Cervical Tuberculous Lymphadenitis Associated With New-Onset Acanthosis Nigricans Following Antitubercular Therapy: A Case Report.

作者信息

Meade Jimmy, Back Warren, Arif Salman, Georgescu Claudiu, Tang Jianlin, Ellis Michael

机构信息

Division of Infectious Diseases, The University of Toledo College of Medicine and Life Sciences, Toledo, USA.

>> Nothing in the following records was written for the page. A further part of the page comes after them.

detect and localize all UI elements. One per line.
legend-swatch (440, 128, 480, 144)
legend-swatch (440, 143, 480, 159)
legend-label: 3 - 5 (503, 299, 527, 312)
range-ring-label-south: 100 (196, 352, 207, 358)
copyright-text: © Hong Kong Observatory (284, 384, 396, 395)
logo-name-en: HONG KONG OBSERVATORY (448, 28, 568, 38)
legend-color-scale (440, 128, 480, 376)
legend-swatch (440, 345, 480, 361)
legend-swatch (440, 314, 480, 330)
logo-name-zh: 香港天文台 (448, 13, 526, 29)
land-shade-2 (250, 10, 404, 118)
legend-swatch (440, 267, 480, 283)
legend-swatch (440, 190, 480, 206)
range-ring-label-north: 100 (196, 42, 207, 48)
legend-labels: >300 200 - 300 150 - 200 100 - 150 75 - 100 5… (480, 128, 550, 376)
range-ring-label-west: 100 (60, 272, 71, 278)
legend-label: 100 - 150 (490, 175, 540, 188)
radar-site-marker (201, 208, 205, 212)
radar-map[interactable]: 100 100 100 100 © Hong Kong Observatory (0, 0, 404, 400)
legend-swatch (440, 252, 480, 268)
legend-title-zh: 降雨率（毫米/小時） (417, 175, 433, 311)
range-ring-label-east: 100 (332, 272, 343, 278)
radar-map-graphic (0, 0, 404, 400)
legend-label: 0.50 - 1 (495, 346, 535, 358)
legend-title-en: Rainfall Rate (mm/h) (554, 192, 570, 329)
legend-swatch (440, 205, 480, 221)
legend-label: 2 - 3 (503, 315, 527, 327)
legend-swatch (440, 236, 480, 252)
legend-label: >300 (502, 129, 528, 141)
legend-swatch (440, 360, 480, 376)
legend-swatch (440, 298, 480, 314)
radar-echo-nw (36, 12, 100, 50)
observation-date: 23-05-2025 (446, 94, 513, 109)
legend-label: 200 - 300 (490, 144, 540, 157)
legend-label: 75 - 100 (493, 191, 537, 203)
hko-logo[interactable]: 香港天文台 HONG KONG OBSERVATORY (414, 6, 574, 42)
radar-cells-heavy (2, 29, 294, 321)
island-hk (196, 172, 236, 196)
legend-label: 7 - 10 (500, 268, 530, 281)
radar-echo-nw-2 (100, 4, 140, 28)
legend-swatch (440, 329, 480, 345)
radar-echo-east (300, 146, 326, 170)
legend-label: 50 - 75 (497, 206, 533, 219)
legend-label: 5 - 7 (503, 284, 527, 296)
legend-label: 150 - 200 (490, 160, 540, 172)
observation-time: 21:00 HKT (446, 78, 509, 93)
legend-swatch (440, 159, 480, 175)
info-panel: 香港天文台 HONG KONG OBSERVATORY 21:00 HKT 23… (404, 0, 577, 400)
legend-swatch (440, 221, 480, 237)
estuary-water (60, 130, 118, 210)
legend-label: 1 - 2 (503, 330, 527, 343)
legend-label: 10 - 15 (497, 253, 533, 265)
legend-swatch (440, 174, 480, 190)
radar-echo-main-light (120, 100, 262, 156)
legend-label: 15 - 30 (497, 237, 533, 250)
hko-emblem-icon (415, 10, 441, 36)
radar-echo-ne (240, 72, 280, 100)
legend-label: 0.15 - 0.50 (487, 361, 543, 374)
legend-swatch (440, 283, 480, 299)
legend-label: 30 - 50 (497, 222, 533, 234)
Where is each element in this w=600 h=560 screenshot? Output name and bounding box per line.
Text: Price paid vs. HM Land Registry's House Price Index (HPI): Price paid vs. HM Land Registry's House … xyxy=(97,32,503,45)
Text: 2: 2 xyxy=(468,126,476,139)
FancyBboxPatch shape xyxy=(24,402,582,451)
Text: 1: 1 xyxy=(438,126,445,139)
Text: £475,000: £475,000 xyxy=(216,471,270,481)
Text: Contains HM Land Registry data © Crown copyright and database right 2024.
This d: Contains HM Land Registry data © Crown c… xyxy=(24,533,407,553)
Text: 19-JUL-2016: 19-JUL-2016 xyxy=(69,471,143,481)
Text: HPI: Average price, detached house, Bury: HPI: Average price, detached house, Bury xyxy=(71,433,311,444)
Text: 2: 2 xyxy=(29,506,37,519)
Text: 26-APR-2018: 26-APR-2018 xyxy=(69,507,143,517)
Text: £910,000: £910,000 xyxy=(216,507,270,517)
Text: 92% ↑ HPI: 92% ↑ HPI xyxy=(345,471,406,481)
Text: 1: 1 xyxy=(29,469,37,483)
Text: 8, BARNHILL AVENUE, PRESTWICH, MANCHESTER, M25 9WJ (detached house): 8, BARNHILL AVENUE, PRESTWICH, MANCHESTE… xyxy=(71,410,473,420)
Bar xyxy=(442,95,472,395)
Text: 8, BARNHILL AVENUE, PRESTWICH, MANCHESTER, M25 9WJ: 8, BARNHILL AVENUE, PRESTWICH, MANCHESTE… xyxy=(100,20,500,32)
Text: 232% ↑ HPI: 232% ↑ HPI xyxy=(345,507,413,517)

Department of Surgery, The University of Toledo College of Medicine and Life Sciences, Toledo, USA.

出版信息

Cureus. 2024 Jul 20;16(7):e65012. doi: 10.7759/cureus.65012. eCollection 2024 Jul.

Abstract

Cervical tuberculous lymphadenitis (CTL), also known as scrofula, is an extrapulmonary manifestation of tuberculosis, a disease that is endemic to many developing countries, particularly Sub-Saharan Africa and Asia, but may also be found worldwide in developed countries like the United States. CTL can be difficult to detect and may mimic other similar-appearing conditions, so a high index of suspicion is required to accurately diagnose the condition when a patient presents with one or more neck masses. Incision and drainage and excisional surgery are aggressive options available to treat CTL but are not preferred due to a high risk of serious adverse events like fistulization and hematological dissemination. Clinicians typically opt for traditional tubercular RIPE (rifampin, isoniazid, pyrazinamide, and ethambutol) therapy for its high efficacy in treating extrapulmonary tuberculosis. Despite this preference, RIPE therapy has been known to elicit a myriad of side effects that demand close monitoring by clinicians. One side effect of the RIPE regimen that has yet to be reported is acanthosis nigricans (AN), a dermatological sign that presents as thickening and darkening of the skin, often in intertriginous areas. AN frequently occurs in conjunction with insulin resistance, and interestingly, the RIPE drug isoniazid has been implicated in insulin derangements in patients, most notably diabetics. However, the incidence of AN secondary to isoniazid use has not been explicitly recorded in the literature to date. Herein we present a novel case of a young man from Nepal with CTL treated via RIPE therapy who developed AN likely secondary to isoniazid use.

摘要

颈结核性淋巴结炎(CTL),又称瘰疬,是结核病的一种肺外表现。结核病在许多发展中国家呈地方性流行,尤其是撒哈拉以南非洲和亚洲,但在像美国这样的发达国家也有发现。CTL可能难以检测,且可能与其他外观相似的病症相似,因此当患者出现一个或多个颈部肿块时,需要高度怀疑才能准确诊断该病。切开引流和切除手术是治疗CTL的激进选择,但由于存在诸如形成瘘管和血液播散等严重不良事件的高风险,并不被首选。临床医生通常选择传统的结核RIPE(利福平、异烟肼、吡嗪酰胺和乙胺丁醇)疗法,因为其在治疗肺外结核病方面疗效高。尽管有这种偏好,但已知RIPE疗法会引发多种副作用,需要临床医生密切监测。RIPE方案尚未报告的一种副作用是黑棘皮病(AN),这是一种皮肤体征,表现为皮肤增厚和变黑,通常发生在皮肤褶皱处。AN常与胰岛素抵抗同时出现,有趣的是,RIPE药物异烟肼与患者的胰岛素紊乱有关,最明显的是糖尿病患者。然而,迄今为止,异烟肼使用继发AN的发生率在文献中尚未明确记录。在此,我们报告一例来自尼泊尔的年轻男性CTL患者,经RIPE疗法治疗后发生AN,可能继发于异烟肼使用。